La señorita Fawcett la miró.
– Sí.
– ¿Y el novio?
– No tengo idea. No recuerdo su nombre ni su cara y tampoco creo que Margaret lo recordase si estuviera viva.
– Y sin embargo habrá firmado un certificado de matrimonio. Y seguramente se mencionaron los nombres durante la ceremonia.
– Supongo que sí. Pero no había una razón especial para que ella los retuviese en la memoria. Al fin y al cabo, en una boda por la iglesia sólo se pronuncian los nombres de pila. -Hizo una pausa y añadió-: Debo confesar que no he sido del todo sincera. Quería tiempo para pensar, para decidir cuánto debía hablar, si es que debía hacerlo. No tenía necesidad de consultar el diario para responder a su pregunta. Había leído esa anotación hace poco. El jueves 12 de octubre, Margaret Munroe me telefoneó desde una cabina de Lowestoft. Me pidió el nombre de la novia, y se lo di. No me vino a la mente el del novio. No está en mi diario, y si alguna vez lo supe, lo olvidé.

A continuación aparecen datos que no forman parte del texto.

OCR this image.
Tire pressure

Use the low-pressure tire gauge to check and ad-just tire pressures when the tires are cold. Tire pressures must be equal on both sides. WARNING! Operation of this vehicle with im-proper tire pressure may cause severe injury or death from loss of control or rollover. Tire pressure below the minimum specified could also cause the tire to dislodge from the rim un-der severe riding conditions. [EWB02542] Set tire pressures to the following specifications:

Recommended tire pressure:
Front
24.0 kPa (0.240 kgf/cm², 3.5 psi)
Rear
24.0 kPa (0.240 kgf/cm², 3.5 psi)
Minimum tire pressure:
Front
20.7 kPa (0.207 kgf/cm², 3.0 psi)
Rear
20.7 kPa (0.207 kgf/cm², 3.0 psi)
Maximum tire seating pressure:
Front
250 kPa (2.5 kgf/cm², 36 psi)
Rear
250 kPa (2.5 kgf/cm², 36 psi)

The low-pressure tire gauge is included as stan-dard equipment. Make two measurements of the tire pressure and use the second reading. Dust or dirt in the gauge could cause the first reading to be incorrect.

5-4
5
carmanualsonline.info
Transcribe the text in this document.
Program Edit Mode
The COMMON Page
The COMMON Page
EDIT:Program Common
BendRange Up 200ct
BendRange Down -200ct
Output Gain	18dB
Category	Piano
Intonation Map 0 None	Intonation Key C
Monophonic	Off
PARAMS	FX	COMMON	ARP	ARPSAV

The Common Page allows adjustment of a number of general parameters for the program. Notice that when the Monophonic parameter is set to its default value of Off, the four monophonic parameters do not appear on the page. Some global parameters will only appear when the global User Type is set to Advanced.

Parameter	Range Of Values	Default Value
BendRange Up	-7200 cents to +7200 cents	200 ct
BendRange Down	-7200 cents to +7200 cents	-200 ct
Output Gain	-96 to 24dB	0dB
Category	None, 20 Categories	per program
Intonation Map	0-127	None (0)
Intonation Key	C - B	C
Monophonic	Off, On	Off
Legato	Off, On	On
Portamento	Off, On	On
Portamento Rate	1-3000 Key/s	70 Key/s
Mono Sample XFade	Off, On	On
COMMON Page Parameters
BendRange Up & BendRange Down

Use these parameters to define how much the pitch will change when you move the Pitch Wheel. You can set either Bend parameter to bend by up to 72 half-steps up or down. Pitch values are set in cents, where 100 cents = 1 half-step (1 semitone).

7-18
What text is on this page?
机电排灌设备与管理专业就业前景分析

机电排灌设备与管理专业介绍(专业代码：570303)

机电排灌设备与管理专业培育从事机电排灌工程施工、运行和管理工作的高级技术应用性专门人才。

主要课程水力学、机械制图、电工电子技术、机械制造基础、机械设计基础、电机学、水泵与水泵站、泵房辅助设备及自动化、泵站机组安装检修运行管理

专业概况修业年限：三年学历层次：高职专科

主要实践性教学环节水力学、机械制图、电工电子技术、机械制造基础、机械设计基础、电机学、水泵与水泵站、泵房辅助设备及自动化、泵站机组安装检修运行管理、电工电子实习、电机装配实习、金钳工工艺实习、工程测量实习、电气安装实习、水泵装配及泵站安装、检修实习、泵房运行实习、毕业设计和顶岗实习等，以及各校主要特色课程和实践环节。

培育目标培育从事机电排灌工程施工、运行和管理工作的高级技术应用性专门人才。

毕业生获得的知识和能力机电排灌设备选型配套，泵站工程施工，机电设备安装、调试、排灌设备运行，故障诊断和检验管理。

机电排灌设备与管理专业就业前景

– ¿Recuerda algo, cualquier cosa, del novio? Su edad, su aspecto, su forma de hablar… ¿Alguna vez regresó a la clínica?
– No, ni siquiera cuando Clara estaba a punto de morir y, que yo sepa, no asistió a la incineración. Una firma de abogados de Norwich se ocupó de ese asunto. No volví a verlo ni supe más de él. Aunque recuerdo una cosa: cuando estaba en el altar y le puso el anillo a Clara, reparé en que le faltaba la parte superior del anular izquierdo.

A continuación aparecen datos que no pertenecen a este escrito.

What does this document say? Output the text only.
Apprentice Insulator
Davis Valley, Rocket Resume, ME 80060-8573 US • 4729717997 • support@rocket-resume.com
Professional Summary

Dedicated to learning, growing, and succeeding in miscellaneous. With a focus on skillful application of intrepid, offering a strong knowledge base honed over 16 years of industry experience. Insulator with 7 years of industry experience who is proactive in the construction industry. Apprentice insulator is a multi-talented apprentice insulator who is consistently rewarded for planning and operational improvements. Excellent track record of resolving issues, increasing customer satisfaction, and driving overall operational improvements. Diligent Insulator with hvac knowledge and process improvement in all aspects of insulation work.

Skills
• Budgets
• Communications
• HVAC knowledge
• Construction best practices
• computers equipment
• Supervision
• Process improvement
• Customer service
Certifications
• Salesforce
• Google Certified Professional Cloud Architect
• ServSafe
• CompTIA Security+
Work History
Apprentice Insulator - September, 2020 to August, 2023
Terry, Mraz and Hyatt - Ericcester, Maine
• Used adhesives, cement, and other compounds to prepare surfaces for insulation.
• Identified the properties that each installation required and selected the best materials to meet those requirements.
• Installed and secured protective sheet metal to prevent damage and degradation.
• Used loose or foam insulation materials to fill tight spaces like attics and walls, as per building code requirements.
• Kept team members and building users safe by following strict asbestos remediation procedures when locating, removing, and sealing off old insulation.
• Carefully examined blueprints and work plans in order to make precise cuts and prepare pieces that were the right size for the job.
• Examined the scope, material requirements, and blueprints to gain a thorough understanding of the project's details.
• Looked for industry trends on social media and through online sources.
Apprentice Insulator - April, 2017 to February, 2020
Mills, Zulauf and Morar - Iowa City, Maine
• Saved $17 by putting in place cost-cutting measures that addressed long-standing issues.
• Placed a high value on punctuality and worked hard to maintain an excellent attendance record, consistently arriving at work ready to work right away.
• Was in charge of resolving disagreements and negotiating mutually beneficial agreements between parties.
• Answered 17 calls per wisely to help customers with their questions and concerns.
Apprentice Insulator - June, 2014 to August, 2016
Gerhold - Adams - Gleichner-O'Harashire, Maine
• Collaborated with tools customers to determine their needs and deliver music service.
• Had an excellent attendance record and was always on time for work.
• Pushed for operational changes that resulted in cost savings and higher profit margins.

Kate experimentó una emoción y una sensación de triunfo tan grandes que temió que su semblante la delatara. No miró a Robbins. Esforzándose por mantener la voz serena, preguntó:
– ¿La señorita Arbuthnot le reveló los motivos de su boda? ¿Es posible, por ejemplo, que hubiese un hijo de por medio?

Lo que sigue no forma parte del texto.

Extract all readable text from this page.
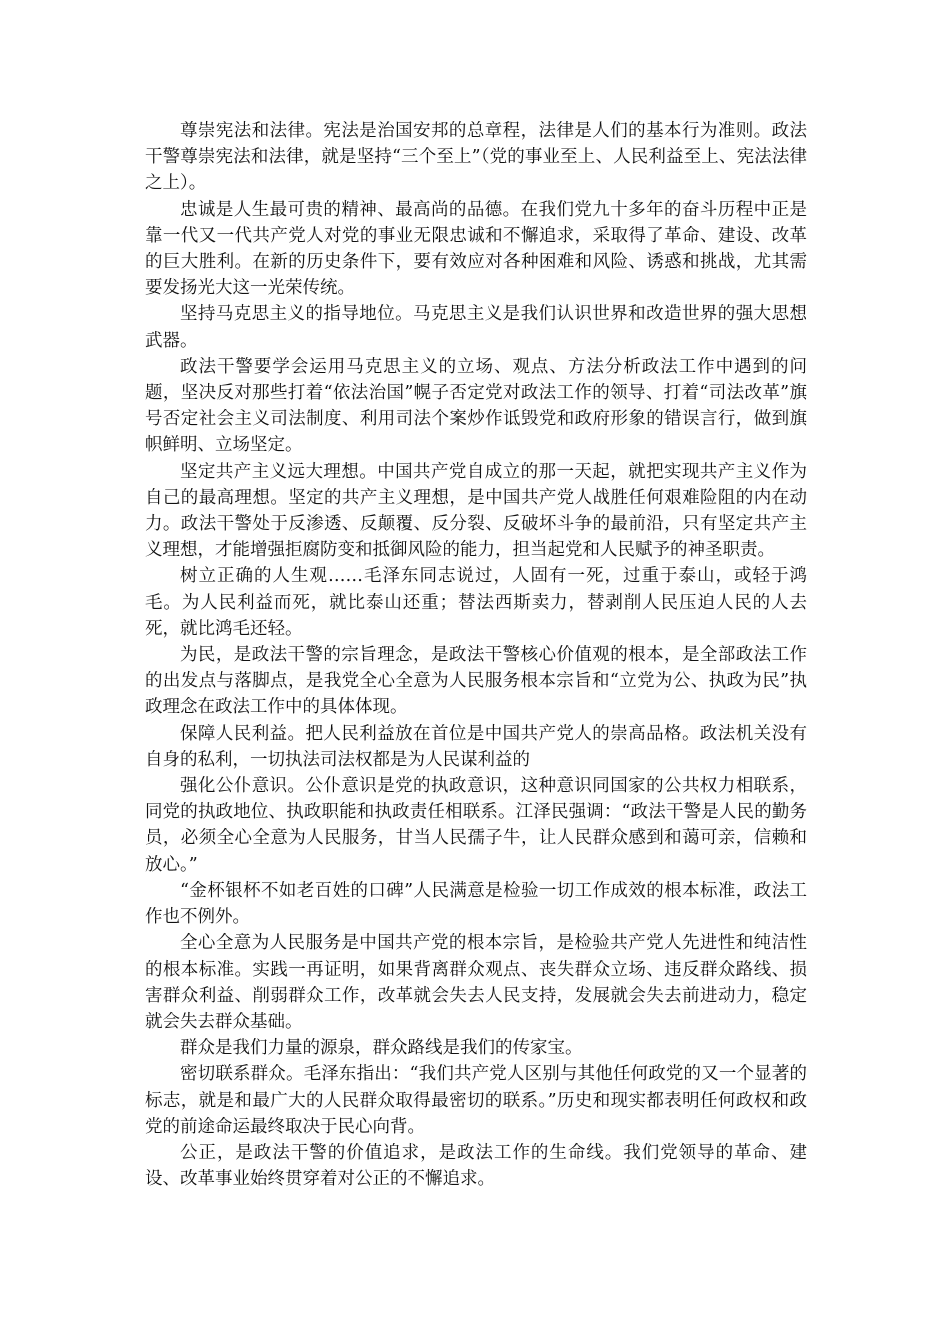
尊崇宪法和法律。宪法是治国安邦的总章程，法律是人们的基本行为准则。政法干警尊崇宪法和法律，就是坚持“三个至上”（党的事业至上、人民利益至上、宪法法律之上）。

忠诚是人生最可贵的精神、最高尚的品德。在我们党九十多年的奋斗历程中正是靠一代又一代共产党人对党的事业无限忠诚和不懈追求，采取得了革命、建设、改革的巨大胜利。在新的历史条件下，要有效应对各种困难和风险、诱惑和挑战，尤其需要发扬光大这一光荣传统。

坚持马克思主义的指导地位。马克思主义是我们认识世界和改造世界的强大思想武器。

政法干警要学会运用马克思主义的立场、观点、方法分析政法工作中遇到的问题，坚决反对那些打着“依法治国”幌子否定党对政法工作的领导、打着“司法改革”旗号否定社会主义司法制度、利用司法个案炒作诋毁党和政府形象的错误言行，做到旗帜鲜明、立场坚定。

坚定共产主义远大理想。中国共产党自成立的那一天起，就把实现共产主义作为自己的最高理想。坚定的共产主义理想，是中国共产党人战胜任何艰难险阻的内在动力。政法干警处于反渗透、反颠覆、反分裂、反破坏斗争的最前沿，只有坚定共产主义理想，才能增强拒腐防变和抵御风险的能力，担当起党和人民赋予的神圣职责。

树立正确的人生观……毛泽东同志说过，人固有一死，过重于泰山，或轻于鸿毛。为人民利益而死，就比泰山还重；替法西斯卖力，替剥削人民压迫人民的人去死，就比鸿毛还轻。

为民，是政法干警的宗旨理念，是政法干警核心价值观的根本，是全部政法工作的出发点与落脚点，是我党全心全意为人民服务根本宗旨和“立党为公、执政为民”执政理念在政法工作中的具体体现。

保障人民利益。把人民利益放在首位是中国共产党人的崇高品格。政法机关没有自身的私利，一切执法司法权都是为人民谋利益的

强化公仆意识。公仆意识是党的执政意识，这种意识同国家的公共权力相联系，同党的执政地位、执政职能和执政责任相联系。江泽民强调：“政法干警是人民的勤务员，必须全心全意为人民服务，甘当人民孺子牛，让人民群众感到和蔼可亲，信赖和放心。”

“金杯银杯不如老百姓的口碑”人民满意是检验一切工作成效的根本标准，政法工作也不例外。

全心全意为人民服务是中国共产党的根本宗旨，是检验共产党人先进性和纯洁性的根本标准。实践一再证明，如果背离群众观点、丧失群众立场、违反群众路线、损害群众利益、削弱群众工作，改革就会失去人民支持，发展就会失去前进动力，稳定就会失去群众基础。

群众是我们力量的源泉，群众路线是我们的传家宝。

密切联系群众。毛泽东指出：“我们共产党人区别与其他任何政党的又一个显著的标志，就是和最广大的人民群众取得最密切的联系。”历史和现实都表明任何政权和政党的前途命运最终取决于民心向背。

公正，是政法干警的价值追求，是政法工作的生命线。我们党领导的革命、建设、改革事业始终贯穿着对公正的不懈追求。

– ¿Un hijo? Nunca comentó que tuviera descendencia y, que yo recuerde, en su historial médico no se mencionaba ningún embarazo. Jamás la visitó alguien lo bastante joven para ser hijo suyo. Claro que tampoco la visitó su marido.
– De manera que no le habló de ello.
– Sólo dijo que quería casarse, que la boda debía permanecer en secreto y que necesitaba mi ayuda. Yo se la presté.
– ¿Hay alguien a quien pudiese haber confiado esta información?
– El sacerdote que la casó, el padre Hubert Johnson, pasó mucho tiempo junto al lecho de muerte de Clara. Recuerdo que le administró la Comunión y la confesó. Yo me ocupaba de que nadie los molestara mientras estaban juntos. Debió de contárselo todo, ya fuera como sacerdote o como amigo. Pero él también estaba gravemente enfermo y murió dos años después.